Miró automatically generates detailed logs providing not only a further audit trail, but also the ability to rerun analysis sessions, either verbatim or with specified modifications. It logs both command sequences and output (in multiple forms) meaning that work is never accidentally lost, results can always be traced in ad hoc analyses can always be repeated or turned into re-usable scripts.
Miró is cross-platform (across Unix, Linux, Mac and Windows) with a focus on standards compliance.
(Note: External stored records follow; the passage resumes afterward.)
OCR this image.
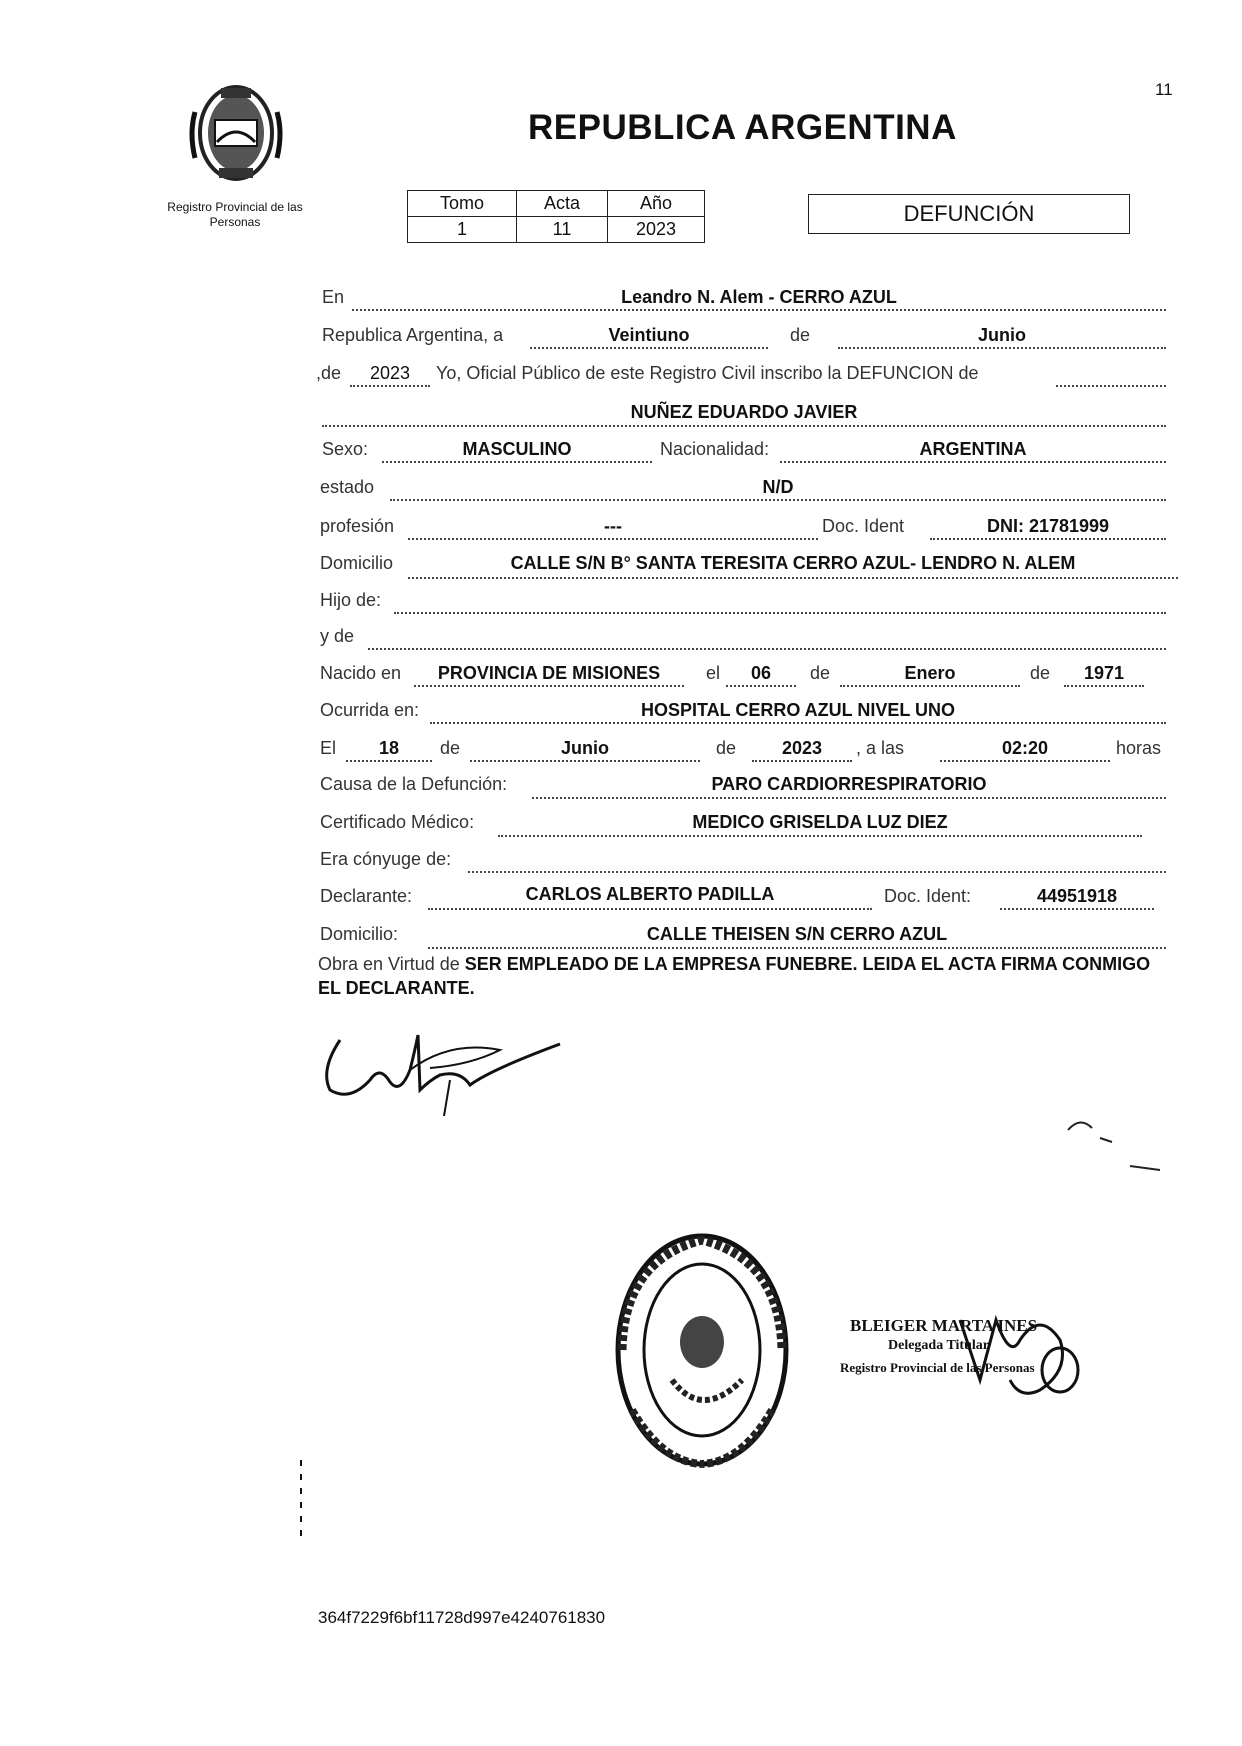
11
Registro Provincial de las Personas
REPUBLICA ARGENTINA
Tomo	Acta	Año
1	11	2023
DEFUNCIÓN
En	Leandro N. Alem - CERRO AZUL
Republica Argentina, a	Veintiuno	de	Junio
,de	2023	Yo, Oficial Público de este Registro Civil inscribo la DEFUNCION de
NUÑEZ EDUARDO JAVIER
Sexo:	MASCULINO	Nacionalidad:	ARGENTINA
estado	N/D
profesión	---	Doc. Ident	DNI: 21781999
Domicilio	CALLE S/N B° SANTA TERESITA CERRO AZUL- LENDRO N. ALEM
Hijo de:
y de
Nacido en	PROVINCIA DE MISIONES	el	06	de	Enero	de	1971
Ocurrida en:	HOSPITAL CERRO AZUL NIVEL UNO
El	18	de	Junio	de	2023	, a las	02:20	horas
Causa de la Defunción:	PARO CARDIORRESPIRATORIO
Certificado Médico:	MEDICO GRISELDA LUZ DIEZ
Era cónyuge de:
Declarante:	CARLOS ALBERTO PADILLA	Doc. Ident:	44951918
Domicilio:	CALLE THEISEN S/N CERRO AZUL
Obra en Virtud de SER EMPLEADO DE LA EMPRESA FUNEBRE. LEIDA EL ACTA FIRMA CONMIGO EL DECLARANTE.
BLEIGER MARTA INES
Delegada Titular
Registro Provincial de las Personas
364f7229f6bf11728d997e4240761830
All Miró functionality is available using its native back-end, in which data is stored in its own column-oriented data store and all manipulations are performed directly by Miró code. This is suitable for interactive use and batch use
A significant subset of Miró's functionality is also available using a database back end. In this mode, Miró connects to a database and collects metadata, but does not extract the main data from tables. Rather, Miró issues SQL (and in some cases calls in-database functions) to perform equivalent operations. Depending on the relative power and capacity of the machine running Miró and the database hardware, as well as data volume and the nature of the operations being performed, this can sometimes be faster and sometimes slower than extracting the data into Miró, performing whatever analysis is required, and writing any results back. The level of support varies across database systems, but includes Postgres, Greenplum, MySQL, SQLite and MongoDB
This approach also allows analytical workflows to be developed in one mode (most commonly using the native back end) and then deployed, with minimal or no changes, using a database. This is a popular development-production split for some clients.